The Curious Case of Solicitation Letter
One of the experiments I conducted was giving a solicitation letters to the local candidates in our area. I wrote different types of reasons asking for financial assistance. Reasons like continuation of my studies, for medicines, hospitalization of my mother/father/relatives to the beautification of our area. I made an effort to make the letters believable as possible.
At first I am kind of hesitant because it was my first time and I am not used to this act. I am not a “social beggar” asking for alms for personal use. But at the end I continue this experiment to test our candidates and to learn from the results.
I woke up early so that I could join their kapihan sa barangay. Aside from hot coffee and pandesal they offered to the people, they also introduce themselves and their platforms. I also went to their campaign rallies to listen and conduct my experiment. After their presentations, I approach them; I shook their hands, and talk a bit then present the letters I made for them.
As expected, I garnered different reactions from the politicos. Some got irritated the moment I introduce myself to them. They know what my intentions were and they were aware of this kind of gimmick. What they did not know was that this gimmick as they called it was an experiment. Others were “welcoming” and promise to help me with this matter. They said that I should address my letter to the municipal hall.
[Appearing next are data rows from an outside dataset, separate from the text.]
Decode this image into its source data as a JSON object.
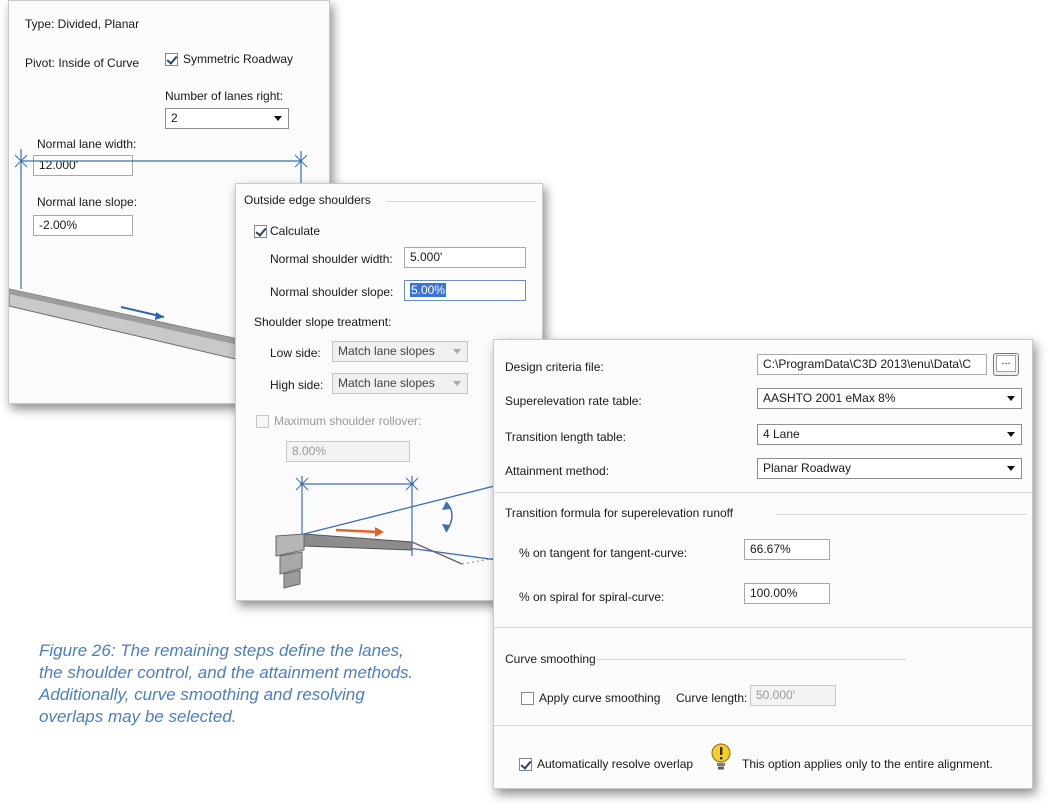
{
  "lanes_panel": {
    "type_text": "Type:  Divided, Planar",
    "pivot_text": "Pivot:  Inside of Curve",
    "symmetric_label": "Symmetric Roadway",
    "lanes_right_label": "Number of lanes right:",
    "lanes_right_value": "2",
    "lane_width_label": "Normal lane width:",
    "lane_width_value": "12.000'",
    "lane_slope_label": "Normal lane slope:",
    "lane_slope_value": "-2.00%"
  },
  "shoulder_panel": {
    "group_title": "Outside edge shoulders",
    "calculate_label": "Calculate",
    "shoulder_width_label": "Normal shoulder width:",
    "shoulder_width_value": "5.000'",
    "shoulder_slope_label": "Normal shoulder slope:",
    "shoulder_slope_value": "5.00%",
    "treatment_label": "Shoulder slope treatment:",
    "low_side_label": "Low side:",
    "low_side_value": "Match lane slopes",
    "high_side_label": "High side:",
    "high_side_value": "Match lane slopes",
    "rollover_label": "Maximum shoulder rollover:",
    "rollover_value": "8.00%"
  },
  "criteria_panel": {
    "criteria_file_label": "Design criteria file:",
    "criteria_file_value": "C:\\ProgramData\\C3D 2013\\enu\\Data\\C",
    "browse_label": "...",
    "rate_table_label": "Superelevation rate table:",
    "rate_table_value": "AASHTO 2001 eMax 8%",
    "transition_table_label": "Transition length table:",
    "transition_table_value": "4 Lane",
    "attainment_label": "Attainment method:",
    "attainment_value": "Planar Roadway",
    "formula_title": "Transition formula for superelevation runoff",
    "tangent_label": "% on tangent for tangent-curve:",
    "tangent_value": "66.67%",
    "spiral_label": "% on spiral for spiral-curve:",
    "spiral_value": "100.00%",
    "smoothing_title": "Curve smoothing",
    "apply_smoothing_label": "Apply curve smoothing",
    "curve_length_label": "Curve length:",
    "curve_length_value": "50.000'",
    "resolve_label": "Automatically resolve overlap",
    "resolve_note": "This option applies only to the entire alignment."
  },
  "caption": "Figure 26: The remaining steps define the lanes, the shoulder control, and the attainment methods. Additionally, curve smoothing and resolving overlaps may be selected.",
  "colors": {
    "caption": "#4b7ec2",
    "dimension_line": "#3c6fb5",
    "direction_arrow": "#2f62b0",
    "shoulder_arrow": "#e2632a",
    "selection": "#3875d7",
    "warning_icon": "#f2cf2a"
  }
}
Aside from myself, there were also other people doing this kind of trick. They also ask for financial help for their illnesses, baptismal for their son/daughter, and other reasons. That’s why it was tough, a heart pounding, nerve wracking, comedic and “shameful” experience doing this experiment.
This experiment makes me realize how “funny” our election is. Our national and local candidates performed different types of tactics just to sway the voters. That is why election in the Philippines is expensive. The Darwinian concept of survival is prevalent. Through this experiment I have witness how the people do “illegal” things in order to survive and how politicians take advantage of the situation. They don’t mind their platforms; all in their minds is to win. That’s why vote buying and selling are common practices in the Philippines during election period. According to Lemery Reyes, a writer of Newsdesk.org, “vote buying is a common form of election fraud in many countries, including the Philippines, especially since the poverty level in the Philippines is high. Before the elections, there was a public outreach effort against vote-buying, led by PNP and watchdog organizations such as the Parish Pastoral Council for Responsible Voting (PPCRV).”
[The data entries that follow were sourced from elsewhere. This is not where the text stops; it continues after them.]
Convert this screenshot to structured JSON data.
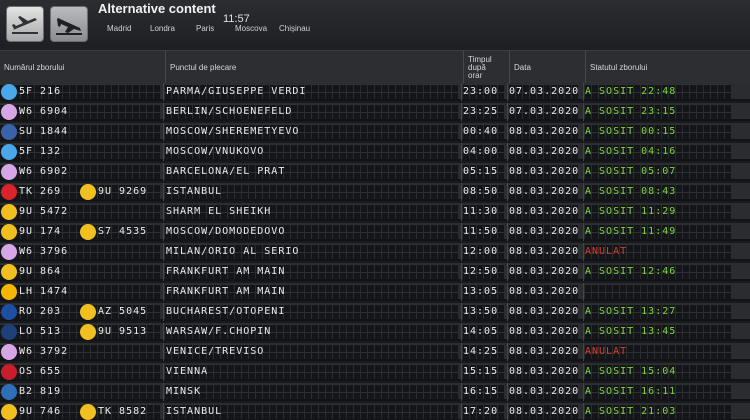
{
  "top": {
    "title": "Alternative content",
    "clock": "11:57",
    "cities": [
      "Madrid",
      "Londra",
      "Paris",
      "Moscova",
      "Chișinau"
    ]
  },
  "tabs": [
    {
      "name": "departures",
      "icon": "plane-takeoff-icon"
    },
    {
      "name": "arrivals",
      "icon": "plane-landing-icon"
    }
  ],
  "header": {
    "flight": "Numărul zborului",
    "origin": "Punctul de plecare",
    "time": [
      "Timpul",
      "după",
      "orar"
    ],
    "date": "Data",
    "status": "Statutul zborului"
  },
  "flights": [
    {
      "logo": "#4aa7e8",
      "code": "5F 216",
      "code2": "",
      "origin": "PARMA/GIUSEPPE VERDI",
      "time": "23:00",
      "date": "07.03.2020",
      "status": "A SOSIT 22:48",
      "state": "arrived"
    },
    {
      "logo": "#d6a7e6",
      "code": "W6 6904",
      "code2": "",
      "origin": "BERLIN/SCHOENEFELD",
      "time": "23:25",
      "date": "07.03.2020",
      "status": "A SOSIT 23:15",
      "state": "arrived"
    },
    {
      "logo": "#3a62a8",
      "code": "SU 1844",
      "code2": "",
      "origin": "MOSCOW/SHEREMETYEVO",
      "time": "00:40",
      "date": "08.03.2020",
      "status": "A SOSIT 00:15",
      "state": "arrived"
    },
    {
      "logo": "#4aa7e8",
      "code": "5F 132",
      "code2": "",
      "origin": "MOSCOW/VNUKOVO",
      "time": "04:00",
      "date": "08.03.2020",
      "status": "A SOSIT 04:16",
      "state": "arrived"
    },
    {
      "logo": "#d6a7e6",
      "code": "W6 6902",
      "code2": "",
      "origin": "BARCELONA/EL PRAT",
      "time": "05:15",
      "date": "08.03.2020",
      "status": "A SOSIT 05:07",
      "state": "arrived"
    },
    {
      "logo": "#d9232d",
      "code": "TK 269",
      "code2": "9U 9269",
      "origin": "ISTANBUL",
      "time": "08:50",
      "date": "08.03.2020",
      "status": "A SOSIT 08:43",
      "state": "arrived"
    },
    {
      "logo": "#f0c020",
      "code": "9U 5472",
      "code2": "",
      "origin": "SHARM EL SHEIKH",
      "time": "11:30",
      "date": "08.03.2020",
      "status": "A SOSIT 11:29",
      "state": "arrived"
    },
    {
      "logo": "#f0c020",
      "code": "9U 174",
      "code2": "S7 4535",
      "origin": "MOSCOW/DOMODEDOVO",
      "time": "11:50",
      "date": "08.03.2020",
      "status": "A SOSIT 11:49",
      "state": "arrived"
    },
    {
      "logo": "#d6a7e6",
      "code": "W6 3796",
      "code2": "",
      "origin": "MILAN/ORIO AL SERIO",
      "time": "12:00",
      "date": "08.03.2020",
      "status": "ANULAT",
      "state": "cancelled"
    },
    {
      "logo": "#f0c020",
      "code": "9U 864",
      "code2": "",
      "origin": "FRANKFURT AM MAIN",
      "time": "12:50",
      "date": "08.03.2020",
      "status": "A SOSIT 12:46",
      "state": "arrived"
    },
    {
      "logo": "#f5b800",
      "code": "LH 1474",
      "code2": "",
      "origin": "FRANKFURT AM MAIN",
      "time": "13:05",
      "date": "08.03.2020",
      "status": "",
      "state": "none"
    },
    {
      "logo": "#1f4fa0",
      "code": "RO 203",
      "code2": "AZ 5045",
      "origin": "BUCHAREST/OTOPENI",
      "time": "13:50",
      "date": "08.03.2020",
      "status": "A SOSIT 13:27",
      "state": "arrived"
    },
    {
      "logo": "#1d3f7a",
      "code": "LO 513",
      "code2": "9U 9513",
      "origin": "WARSAW/F.CHOPIN",
      "time": "14:05",
      "date": "08.03.2020",
      "status": "A SOSIT 13:45",
      "state": "arrived"
    },
    {
      "logo": "#d6a7e6",
      "code": "W6 3792",
      "code2": "",
      "origin": "VENICE/TREVISO",
      "time": "14:25",
      "date": "08.03.2020",
      "status": "ANULAT",
      "state": "cancelled"
    },
    {
      "logo": "#c81e2c",
      "code": "OS 655",
      "code2": "",
      "origin": "VIENNA",
      "time": "15:15",
      "date": "08.03.2020",
      "status": "A SOSIT 15:04",
      "state": "arrived"
    },
    {
      "logo": "#2e6fb8",
      "code": "B2 819",
      "code2": "",
      "origin": "MINSK",
      "time": "16:15",
      "date": "08.03.2020",
      "status": "A SOSIT 16:11",
      "state": "arrived"
    },
    {
      "logo": "#f0c020",
      "code": "9U 746",
      "code2": "TK 8582",
      "origin": "ISTANBUL",
      "time": "17:20",
      "date": "08.03.2020",
      "status": "A SOSIT 21:03",
      "state": "arrived"
    }
  ],
  "colors": {
    "arrived": "#7fd63c",
    "cancelled": "#e03a2c",
    "background": "#181a1d"
  }
}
Their efforts in educating the public seem useless. I don’t mean to be a pessimist here but if you’re destitute you have no choice but to sell your vote to the politicians. It is a sort of short term livelihood assistance for instant gratification. The politicians take advantage of this “opportunity” in order to win. Desperate meets desperate, in the game of power, fame and recognition. Manipulation of information makes the public confuse. If you’re not smart enough to figure out this grandiose illusion you will end up lost in the labyrinth of falsehood and hopelessness.
Through this experiment, I also saw some politicians who have a genuine heart to serve the public. They have platforms that are grounded in reality. But they are not rich, influential or charismatic to the people. For some who cannot appreciate it, their platforms (as they interpret it) are crafted by mad man intoxicated of Utopian dream.
I hope that whoever wins in this mid-term election shall do their job properly. I hope my vote will not put into waste. Let’s all hope for the best and nothing else. As what Theodore Roosevelt said, “A vote is like a rifle; its usefulness depends upon the character of the user.”